Thursday, August 13, 2015

lol....US Department of Justice blames Americans abroad for their own FATCA injuries

The US Department of Justice has issued a 57-page response to the filing of a Motion for a Preliminary Injunction by the James Bopp FATCA repeal legal team. The report begins as follows:
Plaintiffs seek an extraordinary order that would halt enforcement of several duly enacted statutory provisions, along with associated regulations and implementing international agreements, aimed at curbing offshore tax evasion. The challenged laws are essential to tax enforcement, and the injuries that plaintiffs allege they have suffered as a result of such laws are self-inflicted, speculative, or even illusory. Plaintiffs’ claims for relief fail for lack of Article III standing, are jurisdictionally barred by the Anti-Injunction Act, and are meritless as a matter of well-established constitutional law. The preliminary injunction should be denied because plaintiffs have no likelihood of success on the merits and have no irreparable injury—certainly none to outweigh the great harm that the Government, and public interest in general, would suffer if enforcement of these laws were enjoined.
Republicans Overseas and others are reacting strongly to DOJ's victim blaming tactics. Here are links to the original story at Republicans Overseas and to John Richardson's comments at ADCS.
It is obvious that victim blaming is, and will continue to be, a central tactic of this Administration, as it is finally put on the defensive and forced to justify its outrageously discriminatory and immoral FATCA campaign. Now is a good time to remind ourselves of the essential characteristics and dynamics of victim blaming, which easily scale from the most primal one-on-one bullying to the targeting and systematic abuse of specific groups by the state. Here are a couple of good references to start with:

Victim-blaming is a phenomenon that has been happening since at least the beginning of recorded history but has only recently been identified as a dynamic used to empower the criminal and maintain the status quo. Victim-blaming occurs when the victim of a crime or abuse is held partly or entirely responsible for the actions committed against them. In other words, the victims are held accountable for the maltreatment they have been subjected to. Perpetrators of crimes for which they blame the victim commonly enjoy a privileged social status opposite the victim, and their blame typically involves use of stereotypical negative words. The phenomenon of victim blaming is thus common in hate crimes, discrimination, rape and bullying. The main motivation for people to victim-blame is to justify abuse or social injustice. However, it is not only the perpetrator who engages in the victim-blaming. Perpetrators, bystanders and society and even the victims themselves practice and enforce victim-blaming. Each group of people who blames the victim does so for different reasons based on their power or lack thereof, self-defense and desire to find logical reasons for abuse or social injustice.
William Ryan coined the phrase “blaming the victim” in his book Blaming the Victim in 1971, as a response to years of oppression and the civil rights movement. He describes victim- blaming as a way to preserve the interest of the privileged group in power (Zur). Since then, advocates for crime victims, particularly those of rape, have adopted the phrase. Although Ryan coined the phrase, the phenomenon is well developed in psychology and history. As previously stated, victim-blaming has been happening at least since the beginning of recorded history. There are many examples of victim-blaming in the Old Testament regarding tragedies justified by blaming the victims as sinners (Robinson 141). Unfortunately, victim-blaming is still rampant today and has only recently been identified as problematic.
Victim blaming is not just about avoiding culpability—it's also about avoiding vulnerability. The more innocent a victim, the more threatening they are. Victims threaten our sense that the world is a safe and moral place, where good things happen to good people and bad things happen to bad people. When bad things happen to good people, it implies that no one is safe, that no matter how good we are, we too could be vulnerable. The idea that misfortune can be random, striking anyone at any time, is a terrifying thought, and yet we are faced every day with evidence that it may be true.

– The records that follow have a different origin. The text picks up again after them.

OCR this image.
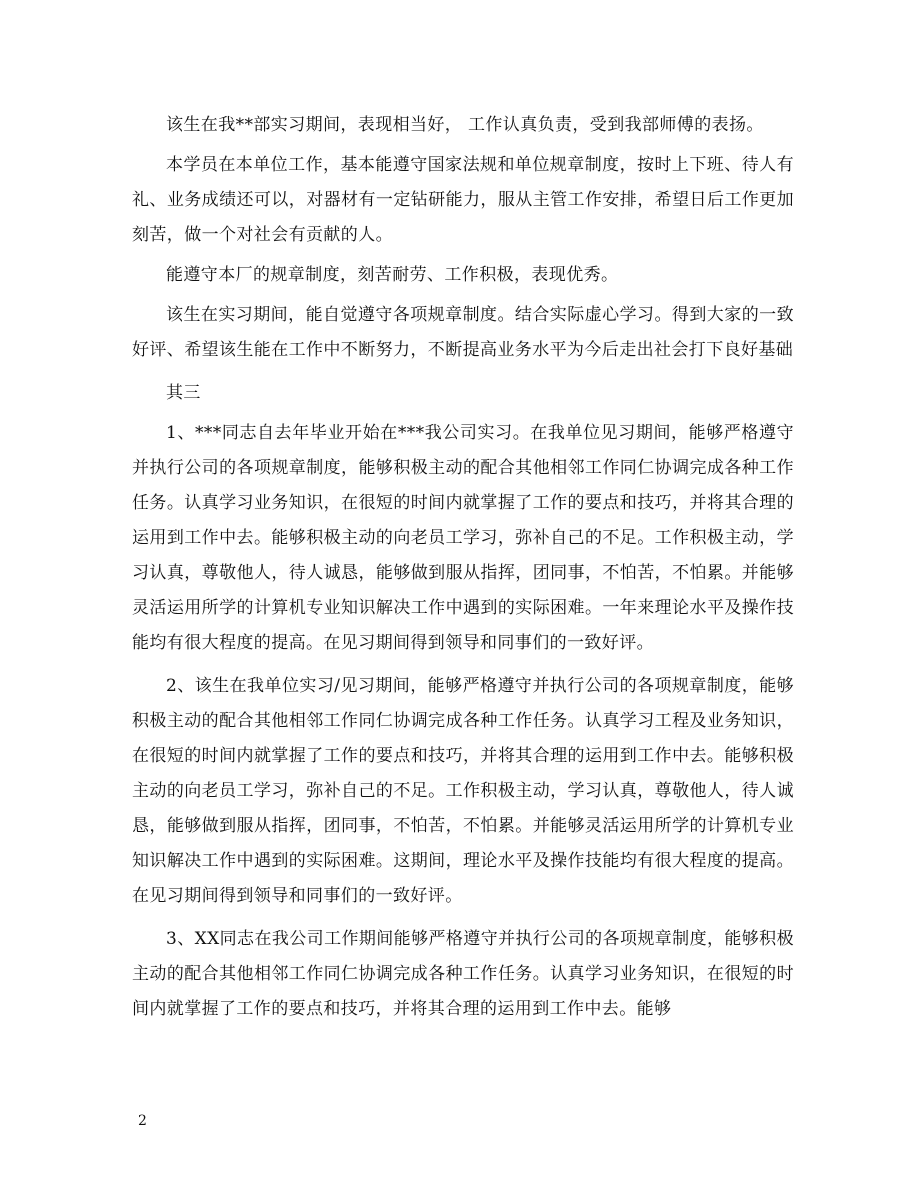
该生在我**部实习期间，表现相当好， 工作认真负责，受到我部师傅的表扬。

本学员在本单位工作，基本能遵守国家法规和单位规章制度，按时上下班、待人有礼、业务成绩还可以，对器材有一定钻研能力，服从主管工作安排，希望日后工作更加刻苦，做一个对社会有贡献的人。

能遵守本厂的规章制度，刻苦耐劳、工作积极，表现优秀。

该生在实习期间，能自觉遵守各项规章制度。结合实际虚心学习。得到大家的一致好评、希望该生能在工作中不断努力，不断提高业务水平为今后走出社会打下良好基础

其三

1、***同志自去年毕业开始在***我公司实习。在我单位见习期间，能够严格遵守并执行公司的各项规章制度，能够积极主动的配合其他相邻工作同仁协调完成各种工作任务。认真学习业务知识，在很短的时间内就掌握了工作的要点和技巧，并将其合理的运用到工作中去。能够积极主动的向老员工学习，弥补自己的不足。工作积极主动，学习认真，尊敬他人，待人诚恳，能够做到服从指挥，团同事，不怕苦，不怕累。并能够灵活运用所学的计算机专业知识解决工作中遇到的实际困难。一年来理论水平及操作技能均有很大程度的提高。在见习期间得到领导和同事们的一致好评。

2、该生在我单位实习/见习期间，能够严格遵守并执行公司的各项规章制度，能够积极主动的配合其他相邻工作同仁协调完成各种工作任务。认真学习工程及业务知识，在很短的时间内就掌握了工作的要点和技巧，并将其合理的运用到工作中去。能够积极主动的向老员工学习，弥补自己的不足。工作积极主动，学习认真，尊敬他人，待人诚恳，能够做到服从指挥，团同事，不怕苦，不怕累。并能够灵活运用所学的计算机专业知识解决工作中遇到的实际困难。这期间，理论水平及操作技能均有很大程度的提高。在见习期间得到领导和同事们的一致好评。

3、XX同志在我公司工作期间能够严格遵守并执行公司的各项规章制度，能够积极主动的配合其他相邻工作同仁协调完成各种工作任务。认真学习业务知识，在很短的时间内就掌握了工作的要点和技巧，并将其合理的运用到工作中去。能够

2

In the 1960s, social psychologist Dr. Melvin Lerner conducted a famous serious of studies in which he found that when participants observed another person receiving electric shocks and were unable to intervene, they began to derogate the victims. The more unfair and severe the suffering appeared to be, the greater the derogation. Follow up studies found that a similar phenomenon occurs when people evaluate victims of car accidents, rape, domestic violence, illness, and poverty. Research conducted by Dr. Ronnie Janoff-Bulman suggests that victims sometimes even derogate themselves, locating the cause of their suffering in their own behavior, but not in their enduring characteristics, in an effort to make negative events seem more controllable and therefore more avoidable in the future.
Lerner theorized that these victim blaming tendencies are rooted in the belief in a just world, a world where actions have predictable consequences and people can control what happens to them. It is captured in common phrases like "what goes around comes around" and "you reap what you sow." We want to believe that justice will come to wrongdoers, whereas good, honest people who follow the rules will be rewarded. Research has found, not surprisingly, that people who believe that the world is a just place are happier and less depressed.
But this happiness may come at a cost—it may reduce our empathy for those who are suffering, and we may even contribute to their suffering by increasing stigmatization. So is the only alternative to belief in a just world a sense of helplessness and depression? Not at all. People can believe that the world is full of injustice but also believe that they are capable of making the world a more just place through their own actions. One way to help make the world a better place to fight the impulse to rationalize others' suffering, and to recognize that it could have just as soon been us in their shoes. This recognition can be unsettling, but it may also be the only way that we can truly open our hearts to others' suffering and help them feel supported and less alone. What the world may lack in justice we can at least try to make up for in compassion.